Markets are losing steam Friday after yesterday’s explosive run-up into the close, following record lows in consumer spending.
Consumer spending data showed numbers plummeted a historic 16.4% in April as Americans shelter-in-place in most states across the country, and stores were largely shuttered amid the coronavirus pandemic, according to a government report Friday.
Economists surveyed by Dow Jones projected the advanced retail sales number to drop 12.3% after March’s reported 8.3% fall already had set a record for data going back to 1992. The March numbers were adjusted to be better than the 8.7% initially reported.
The Dow Jones Industrial Average was positive briefly earlier in the morning but is currently trading down about 90 points, having lost roughly 300 points earlier in the day. The S&P 500 and Nasdaq Composite have also bounced from their lows, off 0.47% and just 0.19%, respectively.
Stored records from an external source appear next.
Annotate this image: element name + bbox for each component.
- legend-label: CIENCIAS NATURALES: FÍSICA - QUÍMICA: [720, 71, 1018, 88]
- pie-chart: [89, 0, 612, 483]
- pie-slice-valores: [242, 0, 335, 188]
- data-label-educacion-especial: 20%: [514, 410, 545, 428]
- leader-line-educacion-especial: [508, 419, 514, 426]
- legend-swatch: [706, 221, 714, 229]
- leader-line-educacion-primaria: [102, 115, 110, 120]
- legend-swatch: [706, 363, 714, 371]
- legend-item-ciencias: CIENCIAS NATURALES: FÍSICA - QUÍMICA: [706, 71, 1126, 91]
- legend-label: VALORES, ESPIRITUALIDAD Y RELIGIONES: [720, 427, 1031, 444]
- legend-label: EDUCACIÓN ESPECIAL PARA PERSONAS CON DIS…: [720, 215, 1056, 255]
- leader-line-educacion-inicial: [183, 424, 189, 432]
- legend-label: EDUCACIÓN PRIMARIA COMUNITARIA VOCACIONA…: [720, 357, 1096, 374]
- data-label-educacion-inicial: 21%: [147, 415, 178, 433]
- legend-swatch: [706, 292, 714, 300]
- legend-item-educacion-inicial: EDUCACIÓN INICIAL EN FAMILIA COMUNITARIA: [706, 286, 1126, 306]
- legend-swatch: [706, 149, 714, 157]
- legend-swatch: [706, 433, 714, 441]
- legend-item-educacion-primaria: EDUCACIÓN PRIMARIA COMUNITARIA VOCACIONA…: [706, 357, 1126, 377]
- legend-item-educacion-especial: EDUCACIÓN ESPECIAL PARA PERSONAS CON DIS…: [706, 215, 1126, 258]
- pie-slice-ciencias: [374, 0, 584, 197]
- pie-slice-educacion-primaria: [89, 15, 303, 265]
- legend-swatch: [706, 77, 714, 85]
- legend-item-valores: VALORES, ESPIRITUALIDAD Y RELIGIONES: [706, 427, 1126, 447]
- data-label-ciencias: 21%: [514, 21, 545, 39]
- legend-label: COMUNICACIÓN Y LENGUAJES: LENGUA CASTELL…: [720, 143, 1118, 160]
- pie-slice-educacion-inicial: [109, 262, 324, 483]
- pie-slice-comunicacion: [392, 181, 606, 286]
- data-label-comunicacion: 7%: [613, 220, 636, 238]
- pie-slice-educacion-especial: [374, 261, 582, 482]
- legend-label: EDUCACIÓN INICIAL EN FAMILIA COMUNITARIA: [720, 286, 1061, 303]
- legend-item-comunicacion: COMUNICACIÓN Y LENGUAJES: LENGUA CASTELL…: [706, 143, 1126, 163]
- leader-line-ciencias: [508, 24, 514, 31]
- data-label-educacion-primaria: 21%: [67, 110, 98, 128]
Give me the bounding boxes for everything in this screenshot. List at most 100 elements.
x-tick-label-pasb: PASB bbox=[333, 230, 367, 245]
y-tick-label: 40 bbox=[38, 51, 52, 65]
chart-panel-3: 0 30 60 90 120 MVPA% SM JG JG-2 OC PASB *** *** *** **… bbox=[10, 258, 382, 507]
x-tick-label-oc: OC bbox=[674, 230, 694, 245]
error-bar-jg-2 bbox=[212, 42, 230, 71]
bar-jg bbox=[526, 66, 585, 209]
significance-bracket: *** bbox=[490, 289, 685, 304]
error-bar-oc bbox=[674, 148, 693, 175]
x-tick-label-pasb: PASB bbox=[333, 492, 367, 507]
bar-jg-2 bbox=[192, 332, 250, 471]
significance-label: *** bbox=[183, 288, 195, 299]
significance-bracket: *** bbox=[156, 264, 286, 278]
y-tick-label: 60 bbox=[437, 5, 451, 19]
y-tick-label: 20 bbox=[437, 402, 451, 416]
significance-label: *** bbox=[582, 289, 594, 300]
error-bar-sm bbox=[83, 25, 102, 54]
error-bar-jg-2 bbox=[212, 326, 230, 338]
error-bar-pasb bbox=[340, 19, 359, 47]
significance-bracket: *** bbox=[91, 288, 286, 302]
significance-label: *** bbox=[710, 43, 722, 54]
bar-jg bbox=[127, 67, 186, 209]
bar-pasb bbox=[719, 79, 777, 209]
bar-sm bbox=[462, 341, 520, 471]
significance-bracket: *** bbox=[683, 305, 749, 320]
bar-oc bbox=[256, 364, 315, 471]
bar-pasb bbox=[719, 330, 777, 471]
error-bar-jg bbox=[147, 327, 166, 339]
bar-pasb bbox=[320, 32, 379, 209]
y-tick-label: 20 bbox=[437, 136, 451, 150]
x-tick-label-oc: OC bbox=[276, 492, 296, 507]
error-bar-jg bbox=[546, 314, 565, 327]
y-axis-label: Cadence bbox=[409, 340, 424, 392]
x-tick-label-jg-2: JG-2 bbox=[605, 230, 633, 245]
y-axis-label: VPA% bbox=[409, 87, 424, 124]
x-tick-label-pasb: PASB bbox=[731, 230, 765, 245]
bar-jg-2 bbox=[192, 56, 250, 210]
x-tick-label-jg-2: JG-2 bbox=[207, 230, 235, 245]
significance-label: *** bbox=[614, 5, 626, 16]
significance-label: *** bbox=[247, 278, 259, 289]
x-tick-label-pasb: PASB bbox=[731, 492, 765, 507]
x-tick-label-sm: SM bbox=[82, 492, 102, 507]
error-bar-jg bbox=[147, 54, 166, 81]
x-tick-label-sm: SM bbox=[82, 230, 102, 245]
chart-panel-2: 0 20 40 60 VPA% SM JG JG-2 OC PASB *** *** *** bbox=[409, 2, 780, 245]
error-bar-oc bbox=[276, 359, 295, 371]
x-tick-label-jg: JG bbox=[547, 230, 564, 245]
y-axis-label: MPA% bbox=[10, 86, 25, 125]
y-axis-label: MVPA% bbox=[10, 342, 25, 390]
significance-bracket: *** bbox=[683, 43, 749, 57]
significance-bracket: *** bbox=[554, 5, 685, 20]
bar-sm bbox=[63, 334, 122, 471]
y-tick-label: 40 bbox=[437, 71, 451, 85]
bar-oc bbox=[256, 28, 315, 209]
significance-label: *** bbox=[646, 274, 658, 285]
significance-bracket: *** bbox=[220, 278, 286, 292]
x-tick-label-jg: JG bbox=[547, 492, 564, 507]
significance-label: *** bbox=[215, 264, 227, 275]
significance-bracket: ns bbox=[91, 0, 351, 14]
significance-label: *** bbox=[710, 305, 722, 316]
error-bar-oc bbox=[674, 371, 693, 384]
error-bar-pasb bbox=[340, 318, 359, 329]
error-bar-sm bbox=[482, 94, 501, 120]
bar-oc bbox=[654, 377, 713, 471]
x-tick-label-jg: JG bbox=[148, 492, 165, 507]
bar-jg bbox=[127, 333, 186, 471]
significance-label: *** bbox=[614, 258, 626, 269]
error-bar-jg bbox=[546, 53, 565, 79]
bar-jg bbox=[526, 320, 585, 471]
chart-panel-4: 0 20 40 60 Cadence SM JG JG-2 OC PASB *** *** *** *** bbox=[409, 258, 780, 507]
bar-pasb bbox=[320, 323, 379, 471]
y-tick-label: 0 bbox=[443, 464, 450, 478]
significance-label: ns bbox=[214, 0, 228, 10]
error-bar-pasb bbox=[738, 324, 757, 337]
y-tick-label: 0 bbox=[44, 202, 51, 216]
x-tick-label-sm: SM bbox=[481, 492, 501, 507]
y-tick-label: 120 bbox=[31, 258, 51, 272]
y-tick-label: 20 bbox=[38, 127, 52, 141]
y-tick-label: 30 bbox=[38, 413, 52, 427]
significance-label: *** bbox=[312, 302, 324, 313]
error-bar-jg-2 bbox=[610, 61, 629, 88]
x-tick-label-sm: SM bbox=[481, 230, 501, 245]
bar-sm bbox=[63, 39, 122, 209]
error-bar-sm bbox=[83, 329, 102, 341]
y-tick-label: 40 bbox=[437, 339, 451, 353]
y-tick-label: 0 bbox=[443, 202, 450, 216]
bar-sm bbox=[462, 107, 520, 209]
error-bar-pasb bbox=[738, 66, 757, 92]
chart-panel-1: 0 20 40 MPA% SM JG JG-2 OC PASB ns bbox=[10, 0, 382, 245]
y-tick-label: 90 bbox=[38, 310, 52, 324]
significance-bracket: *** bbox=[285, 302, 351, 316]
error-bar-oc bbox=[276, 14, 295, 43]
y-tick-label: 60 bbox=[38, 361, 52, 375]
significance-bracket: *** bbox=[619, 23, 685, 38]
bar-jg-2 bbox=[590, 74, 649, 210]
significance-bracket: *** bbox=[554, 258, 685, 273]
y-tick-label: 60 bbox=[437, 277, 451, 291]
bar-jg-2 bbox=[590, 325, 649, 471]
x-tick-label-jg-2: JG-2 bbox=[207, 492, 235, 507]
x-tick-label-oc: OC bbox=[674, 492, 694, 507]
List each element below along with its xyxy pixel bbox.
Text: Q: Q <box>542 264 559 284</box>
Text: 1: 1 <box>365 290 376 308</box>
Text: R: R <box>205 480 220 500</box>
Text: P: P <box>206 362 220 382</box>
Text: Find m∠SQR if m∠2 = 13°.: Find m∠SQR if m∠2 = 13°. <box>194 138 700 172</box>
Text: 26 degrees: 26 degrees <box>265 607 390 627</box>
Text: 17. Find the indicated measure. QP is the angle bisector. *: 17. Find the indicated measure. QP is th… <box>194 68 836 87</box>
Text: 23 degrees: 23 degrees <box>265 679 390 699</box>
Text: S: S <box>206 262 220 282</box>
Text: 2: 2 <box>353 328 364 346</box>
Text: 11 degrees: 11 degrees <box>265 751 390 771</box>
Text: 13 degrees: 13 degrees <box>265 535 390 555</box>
Stock Index ETFs are somewhat red today as well, tracking moves in the benchmark stock indexes. The SPDR S&P 500 ETF Trust (SPY), is off by 0.1%, the SPDR Dow Jones Industrial Average ETF (DIA) is 0.42% lower, while the Invesco QQQ Trust (QQQ), which has held up slightly better than the other indexes recently, but is still in the red, is down 0.3%
One point to keep in mind with regard to the data is the seasonally adjusted aspect, which doesn’t assume the economy was closed down, according to analysts. Markets have the tendency to rally as data changes.
“I want to point this out because this is something we need to pay attention to in the future: these are all seasonally adjusted numbers. And that process is impaired. Because the seasonal process doesn’t assume the economy was intentionally shut down, which really does change everything. So sometimes non-seasonally adjusted may be better,” explained Rick John Santelli on the same CNBC segment.